In: Finance
The following data is taken from a firm’s income statement:
Sales 6,000 Cost of goods sold 4,500 Interest 600 Tax 150
And from its balance sheet: Cash 800 Inventory 650 Accounts
receivable 180 Accounts payable 460
(a) Calculate the firm’s cash conversion cycle. Use 365 days per
year.
(b) Is reducing the cash conversion cycle a good objective or not?
Explain.
(c) Can a cash conversion cycle be negative? Explain, and if so,
give an example of a type of firm that would have a negative
cycle.
(a). Cash conversion cycle = 26.36 days
Explanation;
Cash conversion cycle =
Days inventory outstanding + Days sales outstanding – Days payable outstanding
Days inventory outstanding = $650 * 365 / $4500
= 52.72 days
Days sales outstanding = $180 * 365 / $6000
= 10.95 days
Days payable outstanding = $460 * 365 / $4500
= 37.31 days
Hence, Cash conversion cycle = 52.72 days + 10.95 days – 37.31 days
= 26.36 days
(b).
Reducing the cash conversion cycle a good objective because reduced cash conversion cycle will help a company in realisation of cash much quickely in compare to a company which have longer cash conversion cycle.

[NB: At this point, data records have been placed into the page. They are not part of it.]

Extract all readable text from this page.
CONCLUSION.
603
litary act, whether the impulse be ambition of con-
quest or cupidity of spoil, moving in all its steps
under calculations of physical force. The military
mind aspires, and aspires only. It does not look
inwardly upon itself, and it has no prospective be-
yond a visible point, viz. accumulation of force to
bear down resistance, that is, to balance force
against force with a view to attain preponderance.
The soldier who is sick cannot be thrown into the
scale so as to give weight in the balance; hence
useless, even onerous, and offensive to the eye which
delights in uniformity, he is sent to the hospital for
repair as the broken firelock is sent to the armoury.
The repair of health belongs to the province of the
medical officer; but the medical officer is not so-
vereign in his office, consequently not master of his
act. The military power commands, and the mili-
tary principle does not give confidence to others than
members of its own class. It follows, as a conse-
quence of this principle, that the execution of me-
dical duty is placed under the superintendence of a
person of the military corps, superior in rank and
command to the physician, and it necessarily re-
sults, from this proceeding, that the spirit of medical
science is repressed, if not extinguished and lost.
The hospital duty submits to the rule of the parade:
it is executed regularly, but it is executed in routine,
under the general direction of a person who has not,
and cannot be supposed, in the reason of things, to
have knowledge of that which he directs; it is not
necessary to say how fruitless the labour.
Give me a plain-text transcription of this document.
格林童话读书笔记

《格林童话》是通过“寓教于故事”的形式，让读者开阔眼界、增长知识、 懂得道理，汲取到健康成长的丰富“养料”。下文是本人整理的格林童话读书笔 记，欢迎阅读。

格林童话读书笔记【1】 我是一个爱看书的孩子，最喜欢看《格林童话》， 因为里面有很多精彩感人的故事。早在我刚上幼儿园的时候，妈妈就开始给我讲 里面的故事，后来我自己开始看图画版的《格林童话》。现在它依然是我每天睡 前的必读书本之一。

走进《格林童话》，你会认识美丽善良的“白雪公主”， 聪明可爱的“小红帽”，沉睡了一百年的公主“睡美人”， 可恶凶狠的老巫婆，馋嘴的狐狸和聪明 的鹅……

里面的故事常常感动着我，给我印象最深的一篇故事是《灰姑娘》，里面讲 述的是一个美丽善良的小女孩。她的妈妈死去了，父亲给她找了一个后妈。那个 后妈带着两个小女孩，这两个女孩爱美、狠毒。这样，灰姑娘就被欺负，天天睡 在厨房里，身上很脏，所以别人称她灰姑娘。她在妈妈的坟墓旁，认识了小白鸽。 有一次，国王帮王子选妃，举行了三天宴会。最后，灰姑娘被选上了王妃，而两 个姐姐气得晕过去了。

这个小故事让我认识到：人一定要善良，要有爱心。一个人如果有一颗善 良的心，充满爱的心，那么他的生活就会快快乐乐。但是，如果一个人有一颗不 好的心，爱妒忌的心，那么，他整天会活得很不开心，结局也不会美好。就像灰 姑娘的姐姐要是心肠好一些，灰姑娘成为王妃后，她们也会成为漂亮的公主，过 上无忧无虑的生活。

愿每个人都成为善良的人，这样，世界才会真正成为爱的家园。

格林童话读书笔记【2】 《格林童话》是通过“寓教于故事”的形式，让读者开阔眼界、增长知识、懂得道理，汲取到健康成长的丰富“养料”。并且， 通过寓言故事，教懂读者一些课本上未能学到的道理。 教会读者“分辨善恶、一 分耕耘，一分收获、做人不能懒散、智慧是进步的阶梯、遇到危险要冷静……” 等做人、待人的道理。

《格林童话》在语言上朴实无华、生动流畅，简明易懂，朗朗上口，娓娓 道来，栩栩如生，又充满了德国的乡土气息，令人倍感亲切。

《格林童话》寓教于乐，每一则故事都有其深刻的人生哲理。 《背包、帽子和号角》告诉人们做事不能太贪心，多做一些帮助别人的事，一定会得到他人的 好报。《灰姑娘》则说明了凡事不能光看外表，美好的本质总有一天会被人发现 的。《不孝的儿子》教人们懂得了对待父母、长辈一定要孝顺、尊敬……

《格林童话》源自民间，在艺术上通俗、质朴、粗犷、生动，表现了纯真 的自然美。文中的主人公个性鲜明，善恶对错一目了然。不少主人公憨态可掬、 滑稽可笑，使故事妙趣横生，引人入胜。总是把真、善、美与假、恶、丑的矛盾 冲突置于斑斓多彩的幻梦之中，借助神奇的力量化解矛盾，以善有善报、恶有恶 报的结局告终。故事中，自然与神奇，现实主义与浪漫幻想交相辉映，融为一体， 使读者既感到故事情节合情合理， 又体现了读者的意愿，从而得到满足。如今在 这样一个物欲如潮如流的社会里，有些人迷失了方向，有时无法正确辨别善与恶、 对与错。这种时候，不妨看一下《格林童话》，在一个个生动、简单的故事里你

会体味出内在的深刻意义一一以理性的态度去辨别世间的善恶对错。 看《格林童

That is why it is true that reducing the cash conversion cycle a good objective.
(c).
It is true that a cash conversion cycle can be negative. Negative cash conversion cycle means a company is generating revenue from the customers before this company has to pay its suppliers. Such type of situation result into negative cash conversion cycle.
For example;
Amazon company have negative cash conversion cycle. Apart from this Dell company also showed negative cash conversion cycle in some years.